Data loading with massive batches?

Hi, I am using a batch size of 640 on the following model:

It’s a simple CNN with a relation network. Most of the computation time is spent merely on loading the data. In fact, I checked the GPU usage and most of the time they’re not being used. I have 4 GPUs and they seem to process the data quickly, once it’s loaded. I also have 40 CPUs serving as workers.

However, I am in a hurry and the training time is too long with my current setup (3 weeks!). The bottleneck is the data loading I believe. See the __getitem__ and collate functions in the dataset.py of the link above.

Is there any way to speed up data loading with such large image batches? Perhaps a way to leverage my 40 CPUs? Any help would be greatly appreciated; this is particularly urgent.

Generally, multiple workers should speedup your data loading, although the sweet spot depends on your setup.
You could have a look at this post for more information about potential bottlenecks.
Also, you might want to use DALI in case it fits your use case.

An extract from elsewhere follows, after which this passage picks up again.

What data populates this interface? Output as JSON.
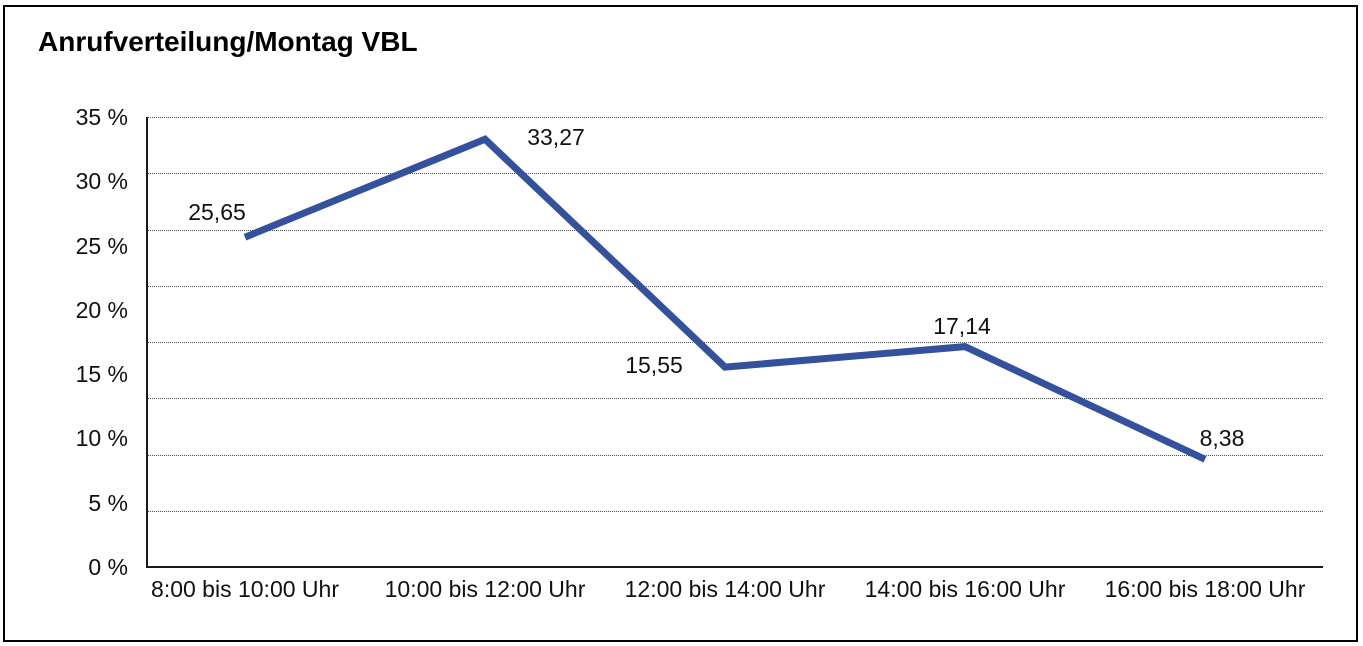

Not to be a nuisance, but is there anything obvious that stands out to you in this data loader? https://github.com/rosinality/relation-networks-pytorch/blob/master/dataset.py

The collate_data function uses a sort, but getting rid of it didn’t fix the intermittent pauses throughout training. If you could take a glimpse and if something stands out to you that I didn’t catch, it would be really appreciated.

The Dataset looks good and apparently the custom collate_fn doesn’t change the slow down.
You could install PIL-SIMD to speed up the image transformations.
PIL-SIMD is a drop-in replacement for PIL and you don’t have to change any calls, so this might be worth a try.